The first quote is commonly attributed to Aristotle but it seems it was actually written by Will Durant. The second quote is by Alfred D. Souza, but I also saw it being attributed to Buddha.
In any case the combination of these two quotes occurred to me when I watched a lesson (in Hebrew) by my friend Ran Weber. He said (in my own free translation):
“Instead of constantly trying to search for the best thing we could possibly be doing, we should focus on doing as well as possible what we are already doing.”
The second part of Ran’s phrase, to “focus on doing as well as possible what we are already doing” is exactly the aspect of excellence. I believe that most people would agree that in order to achieve excellence we must be focused on what we are doing now.
But in my opinion the first part of Ran’s phrase is the secret to understanding why so many people are unhappy. These people can’t be happy, because they are “constantly trying to search for the best thing [they] could possibly be doing”. So they are focusing on some destination, and not on the journey. And thus their happiness actually becomes a “moving target”.
Example: What happens in our jobs
It seems that nowadays it is extremely difficult for someone to really feel happy about his or her job. People in general have this tendency to dream about a different job, in which they would have a higher salary, more interesting tasks, a better relationship with their managers and colleagues, more opportunities to grow and be promoted, and a company culture more suited to their own personality.
As a natural consequence, people in this situation don’t have the motivation to do their best. Because they feel unhappy, they also do not achieve excellence in their work. And this creates a downward spiral that is very difficult to escape from.
The downward spiral: If someone is not doing a good job, this person will not be assigned more interesting tasks. Neither will this person be able to improve his or her relationships with managers and colleagues. Finally, this person will have no opportunity to grow nor to be promoted.
So, the secret to achieve happiness, as Ran explained, is: “focus on doing as well as possible what we are already doing”. This is your job now, so simply try to do the best you can.

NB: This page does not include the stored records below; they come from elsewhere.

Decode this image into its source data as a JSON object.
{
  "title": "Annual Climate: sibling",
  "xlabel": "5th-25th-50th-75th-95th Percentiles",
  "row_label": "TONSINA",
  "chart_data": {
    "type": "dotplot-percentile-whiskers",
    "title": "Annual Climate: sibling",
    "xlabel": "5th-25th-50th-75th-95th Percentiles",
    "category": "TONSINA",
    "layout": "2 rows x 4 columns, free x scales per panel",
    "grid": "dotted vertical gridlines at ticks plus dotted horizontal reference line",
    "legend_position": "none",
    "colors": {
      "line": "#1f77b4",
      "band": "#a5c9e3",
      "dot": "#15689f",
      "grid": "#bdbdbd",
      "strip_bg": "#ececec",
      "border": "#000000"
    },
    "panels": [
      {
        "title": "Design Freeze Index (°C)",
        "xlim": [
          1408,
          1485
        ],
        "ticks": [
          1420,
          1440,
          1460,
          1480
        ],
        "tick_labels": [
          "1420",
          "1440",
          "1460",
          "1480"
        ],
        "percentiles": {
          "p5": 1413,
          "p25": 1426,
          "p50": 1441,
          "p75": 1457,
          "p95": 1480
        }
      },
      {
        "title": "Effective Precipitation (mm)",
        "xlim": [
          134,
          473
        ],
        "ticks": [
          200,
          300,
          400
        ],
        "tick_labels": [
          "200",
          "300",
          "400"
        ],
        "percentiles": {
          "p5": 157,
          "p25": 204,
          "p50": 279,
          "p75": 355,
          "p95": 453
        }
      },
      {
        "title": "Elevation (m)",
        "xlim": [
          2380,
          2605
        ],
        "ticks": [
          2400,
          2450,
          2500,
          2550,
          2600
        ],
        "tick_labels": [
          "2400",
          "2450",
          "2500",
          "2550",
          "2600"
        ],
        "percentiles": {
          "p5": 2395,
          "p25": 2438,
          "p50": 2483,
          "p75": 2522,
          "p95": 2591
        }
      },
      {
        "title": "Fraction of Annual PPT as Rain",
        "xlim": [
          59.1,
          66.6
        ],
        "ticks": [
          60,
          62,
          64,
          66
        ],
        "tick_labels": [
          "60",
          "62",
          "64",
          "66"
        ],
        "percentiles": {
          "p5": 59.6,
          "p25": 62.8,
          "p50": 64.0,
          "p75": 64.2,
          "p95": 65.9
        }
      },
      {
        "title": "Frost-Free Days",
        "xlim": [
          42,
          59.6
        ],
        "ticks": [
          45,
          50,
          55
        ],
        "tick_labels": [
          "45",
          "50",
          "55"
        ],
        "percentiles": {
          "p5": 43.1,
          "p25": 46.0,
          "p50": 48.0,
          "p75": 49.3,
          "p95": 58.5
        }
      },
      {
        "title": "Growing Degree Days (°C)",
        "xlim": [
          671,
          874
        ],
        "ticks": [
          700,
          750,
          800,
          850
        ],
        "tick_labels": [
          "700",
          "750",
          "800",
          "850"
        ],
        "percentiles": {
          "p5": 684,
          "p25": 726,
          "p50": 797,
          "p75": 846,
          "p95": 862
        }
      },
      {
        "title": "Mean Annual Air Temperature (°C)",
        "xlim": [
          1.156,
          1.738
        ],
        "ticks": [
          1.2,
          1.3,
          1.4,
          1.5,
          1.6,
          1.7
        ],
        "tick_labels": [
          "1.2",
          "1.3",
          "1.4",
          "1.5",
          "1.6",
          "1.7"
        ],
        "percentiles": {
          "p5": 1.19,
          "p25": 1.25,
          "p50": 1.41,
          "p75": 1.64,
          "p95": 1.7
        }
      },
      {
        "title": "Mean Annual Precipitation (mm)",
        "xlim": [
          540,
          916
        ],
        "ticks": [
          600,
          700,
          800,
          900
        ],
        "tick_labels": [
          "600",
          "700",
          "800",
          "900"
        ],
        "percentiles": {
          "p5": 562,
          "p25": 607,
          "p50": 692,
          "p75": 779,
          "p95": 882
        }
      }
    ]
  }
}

I believe that as a result of this approach of “always doing the best you can”, a person will eventually derive more satisfaction from his or her job: by having access to more interesting tasks, by gradually being recognized by managers and colleagues and eventually being promoted.
In other words, this person that is able to focus on excellence will also be able to enjoy the journey. At any point in time, this person will feel proud.
I think that this principle applies to employees in a company, but also to consultants, businessmen and entrepreneurs. Any professional can benefit from focusing on excellence and enjoying the journey instead of constantly looking for happiness somewhere else.
What do you think? Do you agree? Please feel free to share your opinion in the comments below.
Great two-in-one manta for excellence and happiness.
I agree that doing the best you can is generally the best strategy.
But it is also important to note, that it has it own limit. This idea itself could be very charming to unfair companies to have highly-motivated under-compensated employees. It could also lead the followers of this idea to burn outs.
So I believe it is necessary to also figure out some supporting markers to better evaluate the whole situation.